The United States and its allies have led a global effort aimed at suffocating Russian exports, including grain and fertilizers, with the restrictions serving as one of the reasons Russia moved to suspend its participation in the Black Sea Grain Deal in July (the other being that the vast majority of Ukrainian grain sold through the deal was going to wealthy Western nations, not needy countries in the Global South). Last month, US Secretary of State Antony Blinken emphasized that “Brazil’s voice” would be “critical” to convincing Russia to return to the Grain Deal.
The ramping up of Russian grain exports to Brazil echoes Russian successes in reorienting other exports over the past year, with Moscow selling tens of billions of dollars’ worth of oil and gas to India and China, turning into Delhi’s biggest oil supplier overnight. At the same time, restrictions on imports of Western finished goods have led Russia to reorient toward Asia, find alternative sources of supply using so-called parallel imports, and, where possible, to create new domestic manufacturing capabilities.
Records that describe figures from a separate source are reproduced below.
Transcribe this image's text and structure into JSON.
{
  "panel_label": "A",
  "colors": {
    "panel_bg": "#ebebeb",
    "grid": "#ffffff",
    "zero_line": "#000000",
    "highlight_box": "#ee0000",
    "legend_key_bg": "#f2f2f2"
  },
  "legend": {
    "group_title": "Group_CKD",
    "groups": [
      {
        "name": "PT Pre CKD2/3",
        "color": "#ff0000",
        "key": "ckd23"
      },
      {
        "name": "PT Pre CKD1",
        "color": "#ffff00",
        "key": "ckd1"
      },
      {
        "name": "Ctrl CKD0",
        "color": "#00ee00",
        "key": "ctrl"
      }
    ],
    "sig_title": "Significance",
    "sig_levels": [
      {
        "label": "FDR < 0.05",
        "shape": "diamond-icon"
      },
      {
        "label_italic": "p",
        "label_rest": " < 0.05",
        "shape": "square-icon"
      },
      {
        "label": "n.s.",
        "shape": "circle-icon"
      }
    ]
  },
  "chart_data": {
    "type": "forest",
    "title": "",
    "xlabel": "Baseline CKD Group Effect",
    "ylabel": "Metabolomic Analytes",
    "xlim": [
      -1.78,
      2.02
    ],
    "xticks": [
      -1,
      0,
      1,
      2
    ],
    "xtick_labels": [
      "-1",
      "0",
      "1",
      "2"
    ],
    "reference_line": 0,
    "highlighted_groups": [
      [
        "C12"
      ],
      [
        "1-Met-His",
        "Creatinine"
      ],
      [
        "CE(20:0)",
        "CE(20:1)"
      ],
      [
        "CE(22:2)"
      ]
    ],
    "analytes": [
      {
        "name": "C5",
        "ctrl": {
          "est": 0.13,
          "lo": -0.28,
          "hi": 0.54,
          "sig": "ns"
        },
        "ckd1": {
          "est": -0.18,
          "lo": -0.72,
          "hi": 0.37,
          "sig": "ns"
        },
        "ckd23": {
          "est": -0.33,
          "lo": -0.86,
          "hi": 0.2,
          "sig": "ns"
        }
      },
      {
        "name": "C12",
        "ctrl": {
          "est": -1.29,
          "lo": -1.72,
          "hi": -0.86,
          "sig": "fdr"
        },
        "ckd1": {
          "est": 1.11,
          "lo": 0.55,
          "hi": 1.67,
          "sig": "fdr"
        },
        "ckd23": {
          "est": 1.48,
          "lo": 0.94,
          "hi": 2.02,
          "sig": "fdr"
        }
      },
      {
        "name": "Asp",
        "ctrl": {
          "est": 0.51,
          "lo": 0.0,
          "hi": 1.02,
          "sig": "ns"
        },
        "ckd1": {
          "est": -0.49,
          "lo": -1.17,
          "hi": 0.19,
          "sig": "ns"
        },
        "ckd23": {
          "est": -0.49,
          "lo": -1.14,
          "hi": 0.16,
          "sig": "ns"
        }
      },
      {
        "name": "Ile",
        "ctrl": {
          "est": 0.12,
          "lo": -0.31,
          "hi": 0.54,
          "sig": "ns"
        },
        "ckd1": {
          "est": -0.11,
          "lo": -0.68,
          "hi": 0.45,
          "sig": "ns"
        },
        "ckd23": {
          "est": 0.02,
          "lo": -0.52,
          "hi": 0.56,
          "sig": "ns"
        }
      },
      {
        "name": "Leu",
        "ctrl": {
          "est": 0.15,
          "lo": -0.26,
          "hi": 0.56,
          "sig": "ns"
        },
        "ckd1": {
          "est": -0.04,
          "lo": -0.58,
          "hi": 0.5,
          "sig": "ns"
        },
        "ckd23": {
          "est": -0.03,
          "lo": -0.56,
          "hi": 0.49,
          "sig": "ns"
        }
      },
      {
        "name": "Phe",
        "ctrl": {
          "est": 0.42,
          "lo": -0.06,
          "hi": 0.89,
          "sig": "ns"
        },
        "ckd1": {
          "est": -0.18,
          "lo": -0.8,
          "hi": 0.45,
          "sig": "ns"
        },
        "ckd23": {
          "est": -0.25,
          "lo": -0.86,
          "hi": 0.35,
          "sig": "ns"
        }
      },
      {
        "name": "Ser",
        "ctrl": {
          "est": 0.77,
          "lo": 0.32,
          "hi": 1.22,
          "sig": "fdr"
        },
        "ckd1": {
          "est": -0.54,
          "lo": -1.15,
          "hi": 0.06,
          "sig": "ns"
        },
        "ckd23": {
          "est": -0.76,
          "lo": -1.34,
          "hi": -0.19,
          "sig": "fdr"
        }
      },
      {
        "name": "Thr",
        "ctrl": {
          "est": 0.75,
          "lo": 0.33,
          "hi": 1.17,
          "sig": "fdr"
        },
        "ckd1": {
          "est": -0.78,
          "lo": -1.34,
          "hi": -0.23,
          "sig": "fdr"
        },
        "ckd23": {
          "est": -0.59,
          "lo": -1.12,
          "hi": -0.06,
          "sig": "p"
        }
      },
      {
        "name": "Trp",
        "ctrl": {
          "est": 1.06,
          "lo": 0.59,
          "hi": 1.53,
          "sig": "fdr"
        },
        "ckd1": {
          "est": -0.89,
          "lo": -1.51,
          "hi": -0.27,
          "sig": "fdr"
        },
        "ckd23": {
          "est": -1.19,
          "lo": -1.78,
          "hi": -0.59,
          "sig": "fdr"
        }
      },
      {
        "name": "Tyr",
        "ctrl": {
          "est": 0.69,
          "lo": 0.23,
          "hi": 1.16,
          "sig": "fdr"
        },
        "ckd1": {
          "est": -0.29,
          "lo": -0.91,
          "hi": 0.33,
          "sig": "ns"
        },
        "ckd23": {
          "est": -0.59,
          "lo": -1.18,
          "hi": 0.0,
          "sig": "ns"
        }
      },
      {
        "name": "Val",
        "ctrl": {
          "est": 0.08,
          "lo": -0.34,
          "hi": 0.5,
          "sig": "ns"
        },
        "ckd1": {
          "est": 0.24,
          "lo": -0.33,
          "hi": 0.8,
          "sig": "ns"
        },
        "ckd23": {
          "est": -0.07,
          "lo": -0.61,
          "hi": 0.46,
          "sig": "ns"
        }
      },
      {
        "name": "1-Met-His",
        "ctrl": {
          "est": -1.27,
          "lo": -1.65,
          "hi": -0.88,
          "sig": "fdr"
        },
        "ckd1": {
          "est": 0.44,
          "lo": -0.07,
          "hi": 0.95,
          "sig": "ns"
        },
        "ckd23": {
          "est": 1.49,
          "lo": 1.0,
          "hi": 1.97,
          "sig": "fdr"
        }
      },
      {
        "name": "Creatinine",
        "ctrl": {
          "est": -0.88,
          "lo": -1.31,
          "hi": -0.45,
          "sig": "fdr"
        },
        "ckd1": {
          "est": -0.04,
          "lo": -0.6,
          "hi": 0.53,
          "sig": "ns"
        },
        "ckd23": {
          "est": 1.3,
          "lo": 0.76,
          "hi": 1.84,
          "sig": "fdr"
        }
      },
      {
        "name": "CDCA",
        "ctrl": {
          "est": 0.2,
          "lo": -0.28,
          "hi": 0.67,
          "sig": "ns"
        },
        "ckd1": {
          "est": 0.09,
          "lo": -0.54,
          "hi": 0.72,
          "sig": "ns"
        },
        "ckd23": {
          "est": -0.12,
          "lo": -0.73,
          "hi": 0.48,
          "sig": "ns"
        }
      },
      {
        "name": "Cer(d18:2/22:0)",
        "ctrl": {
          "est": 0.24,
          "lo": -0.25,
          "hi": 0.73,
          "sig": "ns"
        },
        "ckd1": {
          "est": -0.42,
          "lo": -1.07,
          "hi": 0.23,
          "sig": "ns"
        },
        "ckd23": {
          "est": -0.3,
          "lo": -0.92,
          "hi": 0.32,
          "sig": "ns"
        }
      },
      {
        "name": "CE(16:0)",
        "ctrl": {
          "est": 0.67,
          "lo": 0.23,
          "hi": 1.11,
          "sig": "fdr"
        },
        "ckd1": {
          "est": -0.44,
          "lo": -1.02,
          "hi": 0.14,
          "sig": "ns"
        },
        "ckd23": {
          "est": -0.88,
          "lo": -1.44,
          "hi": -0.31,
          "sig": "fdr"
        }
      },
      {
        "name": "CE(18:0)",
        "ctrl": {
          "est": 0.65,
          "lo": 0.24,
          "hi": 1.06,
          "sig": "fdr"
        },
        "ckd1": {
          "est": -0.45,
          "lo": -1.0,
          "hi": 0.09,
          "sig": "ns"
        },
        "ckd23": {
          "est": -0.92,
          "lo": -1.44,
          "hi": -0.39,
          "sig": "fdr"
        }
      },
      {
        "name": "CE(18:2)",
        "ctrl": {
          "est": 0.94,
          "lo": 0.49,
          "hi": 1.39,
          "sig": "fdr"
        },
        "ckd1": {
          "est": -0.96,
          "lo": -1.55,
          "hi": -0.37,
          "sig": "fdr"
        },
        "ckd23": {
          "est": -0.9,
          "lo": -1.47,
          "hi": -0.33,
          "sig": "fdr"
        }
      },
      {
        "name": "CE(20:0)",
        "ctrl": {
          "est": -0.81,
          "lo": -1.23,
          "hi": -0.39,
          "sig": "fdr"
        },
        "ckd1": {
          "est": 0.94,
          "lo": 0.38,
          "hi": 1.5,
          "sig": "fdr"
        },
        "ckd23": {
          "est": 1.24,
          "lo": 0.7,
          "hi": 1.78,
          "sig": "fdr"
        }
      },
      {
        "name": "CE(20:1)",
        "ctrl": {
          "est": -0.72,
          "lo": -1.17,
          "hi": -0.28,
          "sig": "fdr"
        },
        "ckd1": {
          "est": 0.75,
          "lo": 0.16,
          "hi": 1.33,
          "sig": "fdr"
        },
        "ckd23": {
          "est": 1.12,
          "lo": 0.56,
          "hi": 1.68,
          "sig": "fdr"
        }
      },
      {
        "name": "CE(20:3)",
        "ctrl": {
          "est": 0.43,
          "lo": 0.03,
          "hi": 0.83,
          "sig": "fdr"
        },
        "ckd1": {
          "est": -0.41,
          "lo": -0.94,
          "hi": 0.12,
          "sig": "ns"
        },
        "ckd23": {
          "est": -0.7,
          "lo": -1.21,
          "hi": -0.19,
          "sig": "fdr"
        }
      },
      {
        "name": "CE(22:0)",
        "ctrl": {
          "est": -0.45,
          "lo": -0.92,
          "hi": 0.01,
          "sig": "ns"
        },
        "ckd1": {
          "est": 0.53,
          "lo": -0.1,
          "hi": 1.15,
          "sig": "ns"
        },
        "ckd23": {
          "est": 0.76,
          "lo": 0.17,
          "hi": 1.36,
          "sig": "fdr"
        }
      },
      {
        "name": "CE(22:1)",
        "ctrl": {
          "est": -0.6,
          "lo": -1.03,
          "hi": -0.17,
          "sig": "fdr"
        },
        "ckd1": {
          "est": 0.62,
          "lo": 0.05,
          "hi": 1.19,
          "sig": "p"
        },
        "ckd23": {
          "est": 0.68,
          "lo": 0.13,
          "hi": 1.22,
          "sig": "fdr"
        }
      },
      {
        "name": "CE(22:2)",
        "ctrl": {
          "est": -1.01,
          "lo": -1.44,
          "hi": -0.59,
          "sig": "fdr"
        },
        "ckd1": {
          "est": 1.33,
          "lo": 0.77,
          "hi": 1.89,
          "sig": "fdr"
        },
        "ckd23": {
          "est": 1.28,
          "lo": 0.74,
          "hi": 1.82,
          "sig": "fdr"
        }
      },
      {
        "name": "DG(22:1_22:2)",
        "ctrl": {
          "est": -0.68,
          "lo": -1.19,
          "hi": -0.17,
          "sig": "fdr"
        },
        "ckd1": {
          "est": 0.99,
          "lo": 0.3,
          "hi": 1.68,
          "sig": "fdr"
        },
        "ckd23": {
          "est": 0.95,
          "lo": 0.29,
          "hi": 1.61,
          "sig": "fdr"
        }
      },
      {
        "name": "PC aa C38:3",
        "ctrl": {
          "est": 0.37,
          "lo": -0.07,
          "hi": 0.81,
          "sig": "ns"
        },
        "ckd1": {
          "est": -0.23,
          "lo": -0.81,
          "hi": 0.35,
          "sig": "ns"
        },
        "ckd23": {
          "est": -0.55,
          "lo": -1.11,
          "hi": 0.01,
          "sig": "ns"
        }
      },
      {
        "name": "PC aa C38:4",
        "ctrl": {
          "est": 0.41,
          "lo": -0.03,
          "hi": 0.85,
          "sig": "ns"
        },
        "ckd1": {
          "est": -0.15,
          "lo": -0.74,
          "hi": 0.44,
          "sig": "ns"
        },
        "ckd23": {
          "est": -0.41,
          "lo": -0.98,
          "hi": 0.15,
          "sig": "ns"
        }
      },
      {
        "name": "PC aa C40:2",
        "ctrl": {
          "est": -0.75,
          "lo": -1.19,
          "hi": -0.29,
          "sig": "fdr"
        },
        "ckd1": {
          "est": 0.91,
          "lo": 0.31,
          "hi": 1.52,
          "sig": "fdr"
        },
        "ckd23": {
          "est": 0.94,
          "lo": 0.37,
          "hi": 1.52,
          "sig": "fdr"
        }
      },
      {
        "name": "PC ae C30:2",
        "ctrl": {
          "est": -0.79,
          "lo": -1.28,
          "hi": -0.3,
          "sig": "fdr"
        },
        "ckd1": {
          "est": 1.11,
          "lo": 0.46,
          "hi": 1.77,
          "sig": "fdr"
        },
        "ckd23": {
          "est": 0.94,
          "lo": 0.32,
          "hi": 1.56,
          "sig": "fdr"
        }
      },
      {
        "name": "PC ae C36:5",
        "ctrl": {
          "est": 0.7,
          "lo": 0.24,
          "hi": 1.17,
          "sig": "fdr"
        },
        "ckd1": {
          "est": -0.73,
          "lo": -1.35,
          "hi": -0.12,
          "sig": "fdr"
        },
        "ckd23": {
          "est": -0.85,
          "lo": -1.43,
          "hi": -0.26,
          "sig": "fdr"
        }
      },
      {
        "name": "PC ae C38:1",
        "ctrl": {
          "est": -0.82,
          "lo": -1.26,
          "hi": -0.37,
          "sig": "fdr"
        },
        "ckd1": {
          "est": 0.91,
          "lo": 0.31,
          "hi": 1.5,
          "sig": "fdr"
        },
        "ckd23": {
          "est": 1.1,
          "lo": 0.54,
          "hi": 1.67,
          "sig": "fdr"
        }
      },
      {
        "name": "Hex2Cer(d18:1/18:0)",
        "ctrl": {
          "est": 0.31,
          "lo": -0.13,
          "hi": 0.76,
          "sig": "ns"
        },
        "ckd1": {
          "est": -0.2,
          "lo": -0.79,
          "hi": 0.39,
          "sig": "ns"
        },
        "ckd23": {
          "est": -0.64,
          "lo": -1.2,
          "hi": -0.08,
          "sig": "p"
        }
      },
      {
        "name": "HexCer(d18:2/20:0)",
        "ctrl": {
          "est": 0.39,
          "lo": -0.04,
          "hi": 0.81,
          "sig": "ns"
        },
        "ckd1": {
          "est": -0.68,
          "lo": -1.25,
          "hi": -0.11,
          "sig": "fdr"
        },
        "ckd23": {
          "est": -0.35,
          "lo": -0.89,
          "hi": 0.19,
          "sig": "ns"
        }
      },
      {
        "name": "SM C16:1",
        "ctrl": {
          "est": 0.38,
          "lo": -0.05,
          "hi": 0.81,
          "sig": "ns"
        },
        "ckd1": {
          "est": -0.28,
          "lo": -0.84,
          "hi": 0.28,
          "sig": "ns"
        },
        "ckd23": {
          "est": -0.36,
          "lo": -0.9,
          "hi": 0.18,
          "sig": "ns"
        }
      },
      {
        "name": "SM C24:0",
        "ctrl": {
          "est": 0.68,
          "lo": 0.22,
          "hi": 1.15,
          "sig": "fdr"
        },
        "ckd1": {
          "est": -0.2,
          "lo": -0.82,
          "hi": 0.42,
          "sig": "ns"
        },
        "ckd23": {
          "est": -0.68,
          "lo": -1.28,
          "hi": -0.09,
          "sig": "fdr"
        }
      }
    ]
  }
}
At the same time, Western dependence on Russian resources like natural gas and uranium remains high, with a new report this week concluding that the European Union’s purchases of Russian LNG have jumped nearly 40 percent, accounting for some 52 percent of Russia’s total exports between January and July 2023.
Along with reducing dependence on Western markets in favor of the Global South, Russia has sought to ensure that transactions take place in alternative payments systems, including local currencies.